ABSTRACT

Room-and-pillar is one of the most well-known and widely used underground mining methods worldwide. Even though this method is traditionally linked with mining, its application serves as a cost-effective and versatile construction method for the development of large underground spaces for civil applications as well. The Tributary Area Theory (TAT) has been traditionally used for the estimation of the average pillar stress, the first step in the empirical methodology for the design process. Although TAT and the empirical pillar stress equations have been successfully employed, it is common knowledge that TAT tends to oversimplify and yet overestimate the stress imposed to the pillars.

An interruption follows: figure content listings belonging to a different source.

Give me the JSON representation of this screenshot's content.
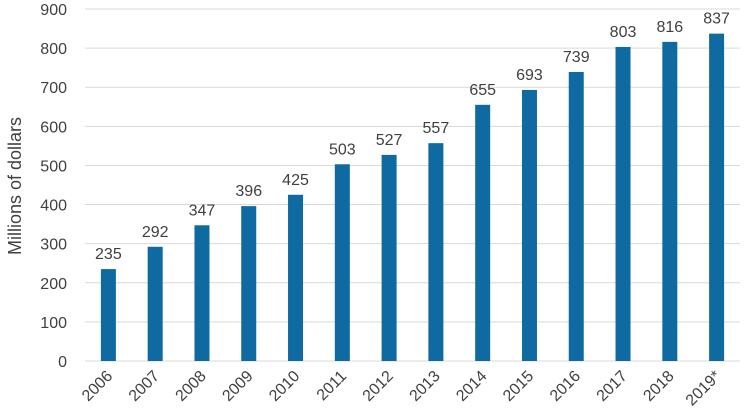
{
  "chart_data": {
    "type": "bar",
    "categories": [
      "2006",
      "2007",
      "2008",
      "2009",
      "2010",
      "2011",
      "2012",
      "2013",
      "2014",
      "2015",
      "2016",
      "2017",
      "2018",
      "2019*"
    ],
    "values": [
      235,
      292,
      347,
      396,
      425,
      503,
      527,
      557,
      655,
      693,
      739,
      803,
      816,
      837
    ],
    "title": "",
    "xlabel": "",
    "ylabel": "Millions of dollars",
    "ylim": [
      0,
      900
    ],
    "yticks": [
      0,
      100,
      200,
      300,
      400,
      500,
      600,
      700,
      800,
      900
    ],
    "grid": true,
    "bar_color": "#0e6aa0",
    "grid_color": "#d9d9d9",
    "data_labels": true,
    "x_tick_rotation": -45
  }
}
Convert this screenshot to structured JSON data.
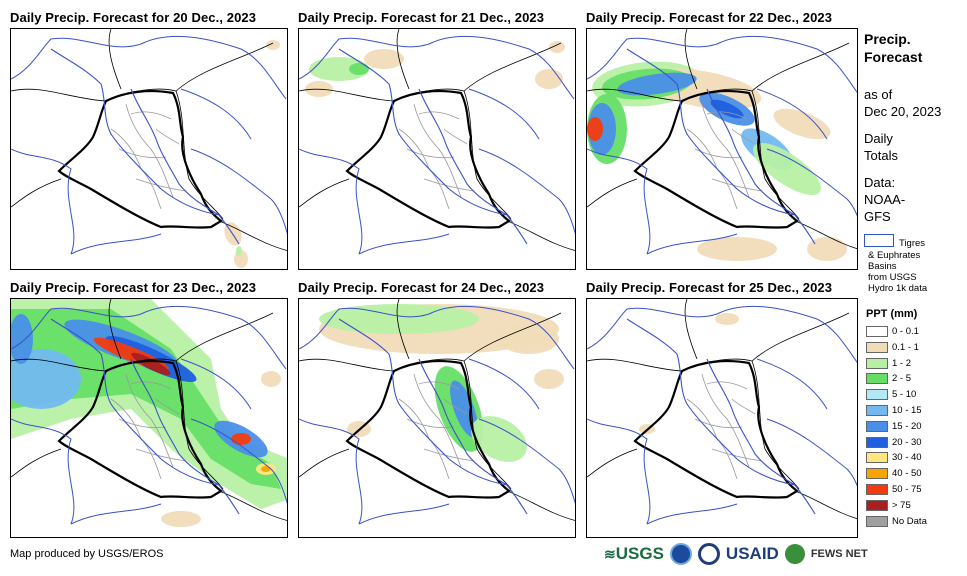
{
  "panels": [
    {
      "title": "Daily Precip. Forecast for 20 Dec., 2023"
    },
    {
      "title": "Daily Precip. Forecast for 21 Dec., 2023"
    },
    {
      "title": "Daily Precip. Forecast for 22 Dec., 2023"
    },
    {
      "title": "Daily Precip. Forecast for 23 Dec., 2023"
    },
    {
      "title": "Daily Precip. Forecast for 24 Dec., 2023"
    },
    {
      "title": "Daily Precip. Forecast for 25 Dec., 2023"
    }
  ],
  "sidebar": {
    "heading_line1": "Precip.",
    "heading_line2": "Forecast",
    "asof_line1": "as of",
    "asof_line2": "Dec 20, 2023",
    "daily_line1": "Daily",
    "daily_line2": "Totals",
    "data_line1": "Data:",
    "data_line2": "NOAA-",
    "data_line3": "GFS",
    "basin_line1": "Tigres",
    "basin_line2": "& Euphrates",
    "basin_line3": "Basins",
    "basin_line4": "from USGS",
    "basin_line5": "Hydro 1k data"
  },
  "legend": {
    "title": "PPT (mm)",
    "items": [
      {
        "label": "0 - 0.1",
        "color": "#ffffff"
      },
      {
        "label": "0.1 - 1",
        "color": "#f1dcb8"
      },
      {
        "label": "1 - 2",
        "color": "#b7f0a4"
      },
      {
        "label": "2 - 5",
        "color": "#66de66"
      },
      {
        "label": "5 - 10",
        "color": "#b3e8f5"
      },
      {
        "label": "10 - 15",
        "color": "#73b9f0"
      },
      {
        "label": "15 - 20",
        "color": "#4a8fe8"
      },
      {
        "label": "20 - 30",
        "color": "#1f5fe0"
      },
      {
        "label": "30 - 40",
        "color": "#ffe780"
      },
      {
        "label": "40 - 50",
        "color": "#f7a400"
      },
      {
        "label": "50 - 75",
        "color": "#f23c0f"
      },
      {
        "label": "> 75",
        "color": "#a8201f"
      },
      {
        "label": "No Data",
        "color": "#a0a0a0"
      }
    ]
  },
  "footer": {
    "credit": "Map produced by USGS/EROS",
    "logo_usgs": "USGS",
    "logo_usaid": "USAID",
    "logo_fews": "FEWS NET"
  }
}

The main aim of this paper is to analyze and evaluate the pillar stress conditions by directly comparing the TAT values and the pillar induced stresses through FEA. In this effort, a series of 3D and 2D numerical analyses were carried out under a series of various pillars’ configurations and initial virgin stress fields in order to properly decode the pillar loading regime and depict the deviation of stresses estimation. The authors suggest two (2) power equations for the direct estimation of the average major principal stresses developed upon the pillars’ crest, both for the case of rib & square pillars layout. The performance of the equations was found to provide results within high confidence levels in alignment with the results from 2D & 3D numerical analyses. In general, further room is left for improvement in terms of a more efficient and perhaps more aggressive pillar design maximizing the full potentials of the room-and-pillar method.